Speaking at the Resourcing the Future Conference in London, WRAP chief executive Marcus Gover said that he was “sure” that the UK’s household recycling rate will reach at least 75 per cent within 25 years.
WRAP estimates that the level of waste will drop by 20 million tonnes and the amount of material reprocessed in the UK will rise by 15 million tonnes.
This is despite a predicted rise in population Gover said a “dramatic” reduction in waste levels was possible through changed in consumer behaviour and the creation of longer-lasting products.
Mr Gover said that, “much less waste, much less landfill, we’re making things last, we’re making recycling work for the UK and our imports have gone down,” and that, “that’s quite a transformation. You can see the change that’s possible. We don’t need Government to do this … but it helps having policies that drive it.”
WRAP will be launching its consumer food waste prevention strategy later this year.
In the same week it was also announced that recycling in Manchester has risen by 8 per cent, which will save more than £7 million in disposal costs.
Manchester City Council said that its rate was on course to rise from 32 per cent in 2015-16 to 40 per cent in 2017-18.
Nigel Murphy, the council’s executive member for neighbourhoods, said:
“Residents’ recycling efforts have made such a big difference that we now have to update our collection patterns, to make sure that all the extra recycling is collected efficiently.
“There’s always more that we can do as a city to push our recycling rates higher.

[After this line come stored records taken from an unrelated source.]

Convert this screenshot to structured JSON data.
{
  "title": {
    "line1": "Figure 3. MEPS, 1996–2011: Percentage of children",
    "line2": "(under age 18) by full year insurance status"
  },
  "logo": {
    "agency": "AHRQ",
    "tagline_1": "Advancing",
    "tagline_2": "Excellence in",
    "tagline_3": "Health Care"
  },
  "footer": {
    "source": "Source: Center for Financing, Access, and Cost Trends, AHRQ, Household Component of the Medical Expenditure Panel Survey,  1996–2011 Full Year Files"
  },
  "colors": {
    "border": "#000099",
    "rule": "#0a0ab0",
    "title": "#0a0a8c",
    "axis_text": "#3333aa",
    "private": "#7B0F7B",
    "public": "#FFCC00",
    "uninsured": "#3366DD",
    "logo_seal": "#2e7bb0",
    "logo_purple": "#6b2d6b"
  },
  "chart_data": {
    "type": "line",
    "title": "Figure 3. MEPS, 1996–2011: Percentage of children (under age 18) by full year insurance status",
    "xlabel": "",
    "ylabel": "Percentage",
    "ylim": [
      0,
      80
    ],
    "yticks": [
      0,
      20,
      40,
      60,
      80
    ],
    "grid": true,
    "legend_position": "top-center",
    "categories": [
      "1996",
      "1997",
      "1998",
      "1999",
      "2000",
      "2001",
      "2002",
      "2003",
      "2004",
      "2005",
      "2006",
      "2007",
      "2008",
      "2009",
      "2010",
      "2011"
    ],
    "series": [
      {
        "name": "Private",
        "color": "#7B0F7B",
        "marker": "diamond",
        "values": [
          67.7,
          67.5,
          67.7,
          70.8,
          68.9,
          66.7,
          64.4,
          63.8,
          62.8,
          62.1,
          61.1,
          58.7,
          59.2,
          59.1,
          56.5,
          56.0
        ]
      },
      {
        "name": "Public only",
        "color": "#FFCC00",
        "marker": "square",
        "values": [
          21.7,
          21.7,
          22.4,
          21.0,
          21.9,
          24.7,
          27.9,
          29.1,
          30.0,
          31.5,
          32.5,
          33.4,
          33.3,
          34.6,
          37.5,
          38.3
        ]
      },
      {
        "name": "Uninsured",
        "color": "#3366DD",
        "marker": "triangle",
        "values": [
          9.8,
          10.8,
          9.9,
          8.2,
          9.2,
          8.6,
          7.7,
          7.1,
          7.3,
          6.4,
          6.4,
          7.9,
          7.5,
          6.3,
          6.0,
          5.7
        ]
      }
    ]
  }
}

But, by working together, we are already on course to avoid £7m in needless waste disposal costs.”
Earlier in the year it was announced that the Greater Manchester Waste Disposal Authority (GNWDA) told Viridor and its joint venture partner that it would terminate the region’s long-term waste contract.
Viridor’s parent group Pennon said that the decision to scrap the £3.8 billion deal was due to financial challenged caused by a long period of austerity measures.
It is not known if the decision will lead to disruption among collections or recycling rates – which aim to hit 60 per cent by 2025.